A esta altura, es un hecho que Brenda tiene la seguridad de no regresar al hostel. La advierto cómoda. Lo presiento porque su descansar es relajado. Si pudiera conectarme con sus sueños, ninguna señal de alarma me obligaría a estar intranquilo. Me parece que esto es mi penúltimo fracaso, la montaña de basura que no puedo escalar, el hueco de una caverna por donde no me animo a ingresar. Brenda no me conoce, yo tampoco a ella. No tiene idea de mis problemas de relación, no sabe absolutamente nada de mis miedos y angustias. Yo no sé sobre los rollos de este cadáver que tengo sobre mi cama.
Creo que seguirá allí, muerta, dura, a la espera de una decisión o simplemente aguardando que le señale la puerta de salida.
Valentina apareció una tarde con la excusa de arrimarme su hombro para liberarme de Brenda Whrite. No le tenía confianza. Siempre me pareció una oportunista. Ya en dos anteriores aventuras me había demostrado que no funcionaban sus estrategias. Sin embargo, cierta lógica indicaba que podía ser ésta la instancia para cambiar de opinión.
Estoy convencido que no me agrada de Valentina su recurrencia a la formulación de torpes acertijos. Siempre ponía a prueba mi capacidad de resolución y siempre, como un idiota, caía en su redada. La primera travesura fue con aquello de: una botella de vino cuesta diez dólares. El vino vale nueve dólares más que la botella. ¿Cuánto vale la botella? Yo contesté: "un dólar". Error - dijo Valentina -, la respuesta es que la botella vale 50 centavos y el vino 9.50, porque si la botella valiese en realidad un dólar, entonces el vino, valiendo 9 dólares más que la botella, costaría 10 dólares. Por consiguiente, el vino y la botella juntos valdrían 11 dólares.
Otra estupidez con que me vapuleó fue: Suponte que vos y yo tenemos la misma cantidad de dinero. ¿Cuánto debo darte para que tengas 10 pesos más que yo? Respondí: "diez pesos". Valentina fabricó una mueca de satisfacción y segura me abofeteó: Digamos que cada uno de nosotros tenía, por ejemplo, 50 pesos. Si yo te diera 10 pesos, vos tendrías 60 pesos y yo 40, por lo tanto, vos sumarías 20 pesos más que yo y no 10 pesos. Mi querido amigo, la respuesta correcta es 5 pesos.
Reconozco que con las matemáticas nunca me llevé bien. Es algo que tengo incorporado a mi vida como el displacer a levantarme temprano. Pero a medida que fui sorteando mis falencias, todas estas pequeñeces pasaron a formar parte del anecdotario.

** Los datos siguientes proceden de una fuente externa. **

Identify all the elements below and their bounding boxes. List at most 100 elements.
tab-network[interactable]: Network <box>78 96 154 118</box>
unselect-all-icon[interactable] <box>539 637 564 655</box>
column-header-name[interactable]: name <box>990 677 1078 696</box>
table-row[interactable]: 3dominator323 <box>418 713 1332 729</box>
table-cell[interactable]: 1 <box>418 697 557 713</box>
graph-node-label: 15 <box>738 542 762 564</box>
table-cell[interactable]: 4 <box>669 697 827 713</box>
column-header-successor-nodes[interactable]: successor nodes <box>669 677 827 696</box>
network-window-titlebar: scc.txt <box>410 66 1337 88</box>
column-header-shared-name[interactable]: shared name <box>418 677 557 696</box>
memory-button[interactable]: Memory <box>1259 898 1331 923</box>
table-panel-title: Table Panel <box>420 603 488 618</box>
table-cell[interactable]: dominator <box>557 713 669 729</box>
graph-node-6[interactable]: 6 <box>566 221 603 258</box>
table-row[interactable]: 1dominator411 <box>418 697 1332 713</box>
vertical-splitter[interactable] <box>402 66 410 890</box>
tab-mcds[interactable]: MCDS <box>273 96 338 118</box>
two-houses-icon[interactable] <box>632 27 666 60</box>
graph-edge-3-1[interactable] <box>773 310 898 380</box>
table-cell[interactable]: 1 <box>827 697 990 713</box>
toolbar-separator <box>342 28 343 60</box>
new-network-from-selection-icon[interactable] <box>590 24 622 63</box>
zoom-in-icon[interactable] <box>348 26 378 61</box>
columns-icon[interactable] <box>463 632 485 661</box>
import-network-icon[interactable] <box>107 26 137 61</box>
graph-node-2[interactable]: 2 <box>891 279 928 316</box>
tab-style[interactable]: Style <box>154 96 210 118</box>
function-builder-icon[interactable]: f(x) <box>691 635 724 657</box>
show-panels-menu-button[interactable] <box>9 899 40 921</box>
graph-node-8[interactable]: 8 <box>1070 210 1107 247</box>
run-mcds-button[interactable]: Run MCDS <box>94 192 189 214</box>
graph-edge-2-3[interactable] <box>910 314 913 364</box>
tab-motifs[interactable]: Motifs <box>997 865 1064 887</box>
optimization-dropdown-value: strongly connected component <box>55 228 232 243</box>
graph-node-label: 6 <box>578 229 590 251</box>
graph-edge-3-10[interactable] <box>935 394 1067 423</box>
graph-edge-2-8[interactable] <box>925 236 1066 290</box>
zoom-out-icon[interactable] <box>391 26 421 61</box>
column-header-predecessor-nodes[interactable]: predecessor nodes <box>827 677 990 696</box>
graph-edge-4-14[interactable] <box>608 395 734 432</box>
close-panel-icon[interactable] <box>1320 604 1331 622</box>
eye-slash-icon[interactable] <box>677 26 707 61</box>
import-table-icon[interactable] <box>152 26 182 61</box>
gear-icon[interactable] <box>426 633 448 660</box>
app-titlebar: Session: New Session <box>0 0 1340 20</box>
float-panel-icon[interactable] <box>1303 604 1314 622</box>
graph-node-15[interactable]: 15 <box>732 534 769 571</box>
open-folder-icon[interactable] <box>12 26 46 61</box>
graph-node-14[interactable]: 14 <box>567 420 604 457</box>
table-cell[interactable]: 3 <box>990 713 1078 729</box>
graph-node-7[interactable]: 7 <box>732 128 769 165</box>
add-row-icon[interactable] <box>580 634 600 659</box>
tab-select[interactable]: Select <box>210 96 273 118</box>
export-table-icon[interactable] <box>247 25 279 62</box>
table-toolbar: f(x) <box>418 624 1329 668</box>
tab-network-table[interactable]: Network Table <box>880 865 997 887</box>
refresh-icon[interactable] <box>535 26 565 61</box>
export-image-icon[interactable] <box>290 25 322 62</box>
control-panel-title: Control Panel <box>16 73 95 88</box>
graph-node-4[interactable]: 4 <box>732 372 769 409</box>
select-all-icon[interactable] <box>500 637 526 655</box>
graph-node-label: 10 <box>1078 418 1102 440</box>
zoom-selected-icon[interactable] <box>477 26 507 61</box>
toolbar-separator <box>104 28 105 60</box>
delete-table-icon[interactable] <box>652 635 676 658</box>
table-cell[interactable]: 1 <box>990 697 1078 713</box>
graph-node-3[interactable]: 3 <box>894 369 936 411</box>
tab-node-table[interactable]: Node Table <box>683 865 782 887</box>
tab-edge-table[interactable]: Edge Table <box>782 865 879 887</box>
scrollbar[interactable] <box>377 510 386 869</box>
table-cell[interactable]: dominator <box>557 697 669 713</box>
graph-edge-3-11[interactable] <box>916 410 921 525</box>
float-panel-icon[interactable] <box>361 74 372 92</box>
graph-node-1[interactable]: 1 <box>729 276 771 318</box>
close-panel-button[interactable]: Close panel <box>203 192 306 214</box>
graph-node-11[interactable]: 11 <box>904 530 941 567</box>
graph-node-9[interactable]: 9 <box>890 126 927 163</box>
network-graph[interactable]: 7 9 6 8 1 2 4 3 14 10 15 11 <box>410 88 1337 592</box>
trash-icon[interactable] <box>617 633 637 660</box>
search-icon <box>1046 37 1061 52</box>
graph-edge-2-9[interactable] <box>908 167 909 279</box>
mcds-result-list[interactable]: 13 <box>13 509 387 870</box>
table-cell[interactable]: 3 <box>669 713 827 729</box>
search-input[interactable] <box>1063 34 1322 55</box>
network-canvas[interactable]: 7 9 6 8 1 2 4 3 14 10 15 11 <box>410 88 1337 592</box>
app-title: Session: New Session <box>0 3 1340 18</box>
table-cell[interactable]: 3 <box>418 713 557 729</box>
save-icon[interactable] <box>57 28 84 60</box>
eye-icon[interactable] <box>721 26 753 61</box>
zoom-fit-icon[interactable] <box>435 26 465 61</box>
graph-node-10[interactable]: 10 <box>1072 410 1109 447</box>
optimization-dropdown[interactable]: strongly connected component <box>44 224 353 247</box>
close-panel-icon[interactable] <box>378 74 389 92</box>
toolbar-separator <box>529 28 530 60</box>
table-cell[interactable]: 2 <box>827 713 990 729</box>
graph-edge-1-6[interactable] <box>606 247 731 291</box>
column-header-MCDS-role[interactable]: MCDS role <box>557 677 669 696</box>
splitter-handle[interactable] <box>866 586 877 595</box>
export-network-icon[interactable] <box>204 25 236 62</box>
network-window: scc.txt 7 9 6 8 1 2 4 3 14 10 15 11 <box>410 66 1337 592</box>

A Valentina le sucedió lo que yo esperaba: se enamoró de Brenda y ante ésta suerte de amor magnánimo, me sentí como un gato mirando pasar la vida por el tragaluz del departamento. Ellas dejaron que el hervor de la sangre se adulterara con la candidez fatua de lo prohibido. Poco les importó si yo estaba en el medio, si aceptaba el vínculo en mi propio espacio, si me quedaba resto para opinar. Ambas decidieron ser mis invitadas, las comensales sentadas a la mesa, las regentes de mis pasos.
De Brenda poco puedo opinar. En verdad, me resulta indiferente, pero sobre Valentina, tengo acumuladas muchas historias compartidas de las que no puedo  descarnarme y otras que desearía pasarlas al baúl del olvido.

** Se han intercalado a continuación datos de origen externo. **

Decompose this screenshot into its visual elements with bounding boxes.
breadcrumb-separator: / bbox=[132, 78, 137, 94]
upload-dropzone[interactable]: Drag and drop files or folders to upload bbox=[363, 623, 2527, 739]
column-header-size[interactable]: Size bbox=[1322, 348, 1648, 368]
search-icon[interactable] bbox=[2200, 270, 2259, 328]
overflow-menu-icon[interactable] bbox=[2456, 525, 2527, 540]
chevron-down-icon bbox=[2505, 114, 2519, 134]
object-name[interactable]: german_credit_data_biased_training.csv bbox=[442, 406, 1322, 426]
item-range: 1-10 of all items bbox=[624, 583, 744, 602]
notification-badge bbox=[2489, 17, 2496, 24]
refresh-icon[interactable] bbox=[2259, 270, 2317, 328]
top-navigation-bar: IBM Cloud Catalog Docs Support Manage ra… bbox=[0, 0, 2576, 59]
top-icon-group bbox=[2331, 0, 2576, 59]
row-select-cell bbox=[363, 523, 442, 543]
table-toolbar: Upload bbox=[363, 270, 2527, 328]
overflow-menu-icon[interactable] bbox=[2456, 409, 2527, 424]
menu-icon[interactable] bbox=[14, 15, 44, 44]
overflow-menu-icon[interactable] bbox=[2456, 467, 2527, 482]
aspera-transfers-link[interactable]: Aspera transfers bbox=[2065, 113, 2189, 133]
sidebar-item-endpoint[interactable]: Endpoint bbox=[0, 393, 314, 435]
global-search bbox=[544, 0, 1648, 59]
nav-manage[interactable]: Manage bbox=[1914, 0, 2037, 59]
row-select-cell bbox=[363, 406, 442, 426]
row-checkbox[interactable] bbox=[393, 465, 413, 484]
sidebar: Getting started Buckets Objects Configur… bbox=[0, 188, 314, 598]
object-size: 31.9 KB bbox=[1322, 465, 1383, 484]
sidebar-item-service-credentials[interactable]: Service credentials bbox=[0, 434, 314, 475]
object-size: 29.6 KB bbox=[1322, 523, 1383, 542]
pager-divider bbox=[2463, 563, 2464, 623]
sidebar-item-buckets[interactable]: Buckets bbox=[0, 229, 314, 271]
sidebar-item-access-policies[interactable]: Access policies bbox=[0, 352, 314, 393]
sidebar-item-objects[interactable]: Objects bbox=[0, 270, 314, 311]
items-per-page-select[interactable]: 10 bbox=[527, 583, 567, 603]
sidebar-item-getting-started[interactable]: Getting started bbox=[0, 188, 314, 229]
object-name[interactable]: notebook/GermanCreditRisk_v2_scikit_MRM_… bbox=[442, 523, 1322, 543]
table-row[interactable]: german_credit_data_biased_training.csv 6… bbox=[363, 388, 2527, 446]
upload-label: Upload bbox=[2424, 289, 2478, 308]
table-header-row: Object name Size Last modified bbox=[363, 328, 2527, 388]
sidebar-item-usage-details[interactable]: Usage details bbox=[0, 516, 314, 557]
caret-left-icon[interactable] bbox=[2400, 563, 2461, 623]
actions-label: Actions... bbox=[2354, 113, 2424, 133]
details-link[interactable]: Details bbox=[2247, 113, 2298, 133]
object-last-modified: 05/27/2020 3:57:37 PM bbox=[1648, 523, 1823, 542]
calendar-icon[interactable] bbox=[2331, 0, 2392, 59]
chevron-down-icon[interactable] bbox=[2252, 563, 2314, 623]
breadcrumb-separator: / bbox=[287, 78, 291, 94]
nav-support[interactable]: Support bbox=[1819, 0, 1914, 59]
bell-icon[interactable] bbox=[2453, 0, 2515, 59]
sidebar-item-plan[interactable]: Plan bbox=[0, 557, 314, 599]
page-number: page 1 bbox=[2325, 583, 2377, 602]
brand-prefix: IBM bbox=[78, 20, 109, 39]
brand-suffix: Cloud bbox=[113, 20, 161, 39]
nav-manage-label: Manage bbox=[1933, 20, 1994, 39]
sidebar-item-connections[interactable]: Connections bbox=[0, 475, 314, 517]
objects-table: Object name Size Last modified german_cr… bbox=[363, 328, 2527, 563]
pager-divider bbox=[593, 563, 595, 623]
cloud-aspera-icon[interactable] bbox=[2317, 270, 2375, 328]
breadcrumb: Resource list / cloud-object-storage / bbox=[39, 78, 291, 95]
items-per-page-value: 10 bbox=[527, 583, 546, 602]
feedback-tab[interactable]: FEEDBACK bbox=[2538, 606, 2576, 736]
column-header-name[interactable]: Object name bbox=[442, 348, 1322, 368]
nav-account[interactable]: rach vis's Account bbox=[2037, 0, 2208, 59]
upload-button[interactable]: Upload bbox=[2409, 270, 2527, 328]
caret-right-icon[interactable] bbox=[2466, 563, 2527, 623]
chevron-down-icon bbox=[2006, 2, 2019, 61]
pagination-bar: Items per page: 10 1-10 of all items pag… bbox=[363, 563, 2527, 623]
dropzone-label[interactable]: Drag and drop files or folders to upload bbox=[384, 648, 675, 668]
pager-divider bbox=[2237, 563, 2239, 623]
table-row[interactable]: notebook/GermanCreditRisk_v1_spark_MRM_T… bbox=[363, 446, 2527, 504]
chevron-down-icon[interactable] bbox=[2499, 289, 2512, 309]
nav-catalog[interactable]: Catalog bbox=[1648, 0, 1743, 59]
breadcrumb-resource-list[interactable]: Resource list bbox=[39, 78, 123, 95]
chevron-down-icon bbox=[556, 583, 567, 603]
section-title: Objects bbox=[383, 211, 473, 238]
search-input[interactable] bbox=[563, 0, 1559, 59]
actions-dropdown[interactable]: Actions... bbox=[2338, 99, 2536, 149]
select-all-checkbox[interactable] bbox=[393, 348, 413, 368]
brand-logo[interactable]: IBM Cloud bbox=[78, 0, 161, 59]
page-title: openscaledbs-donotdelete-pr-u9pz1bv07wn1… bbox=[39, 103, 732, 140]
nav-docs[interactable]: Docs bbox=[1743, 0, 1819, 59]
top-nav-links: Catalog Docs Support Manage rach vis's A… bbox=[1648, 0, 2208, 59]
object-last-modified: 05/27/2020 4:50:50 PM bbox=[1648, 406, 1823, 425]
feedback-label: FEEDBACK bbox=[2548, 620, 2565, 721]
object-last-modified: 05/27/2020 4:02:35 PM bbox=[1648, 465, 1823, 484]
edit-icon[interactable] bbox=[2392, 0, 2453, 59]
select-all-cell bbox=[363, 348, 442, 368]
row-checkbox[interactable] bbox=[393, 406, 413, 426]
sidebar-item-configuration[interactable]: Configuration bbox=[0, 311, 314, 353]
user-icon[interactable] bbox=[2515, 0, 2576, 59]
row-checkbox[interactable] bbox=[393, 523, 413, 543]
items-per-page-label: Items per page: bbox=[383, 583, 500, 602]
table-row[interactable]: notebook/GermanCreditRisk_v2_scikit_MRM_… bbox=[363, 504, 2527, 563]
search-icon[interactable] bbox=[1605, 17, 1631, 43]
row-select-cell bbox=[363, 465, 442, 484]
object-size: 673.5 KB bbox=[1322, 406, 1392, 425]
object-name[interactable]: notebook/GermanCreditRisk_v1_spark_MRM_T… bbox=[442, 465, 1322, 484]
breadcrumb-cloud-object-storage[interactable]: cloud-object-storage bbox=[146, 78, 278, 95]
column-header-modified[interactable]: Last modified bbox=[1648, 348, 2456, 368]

Valentina me enseño la doctrina del homúnculo, dada a conocer por Paracelso en su De naturarerum: "He aquí - nos dice - cómo hay que proceder para lograrlo: Encerrad durante cuarenta días, en un alambique, licor espermático de hombre; que se putrifique hasta que empiece a vivir y a moverse, lo que es fácil de reconocer. Después de este tiempo aparecerá una forma semejante a la de un hombre, pero transparente y casi sin sustancias. Si después de esto se nutre todos los días ese joven producto, prudente y cuidadosamente, con sangre humana, y se lo conserva durante cuarenta semanas en un calor constante igual al del vientre de un caballo, ese producto se transforma en un verdadero niño viviente, con todos sus miembros, como  el nacido de una mujer, aunque más pequeño".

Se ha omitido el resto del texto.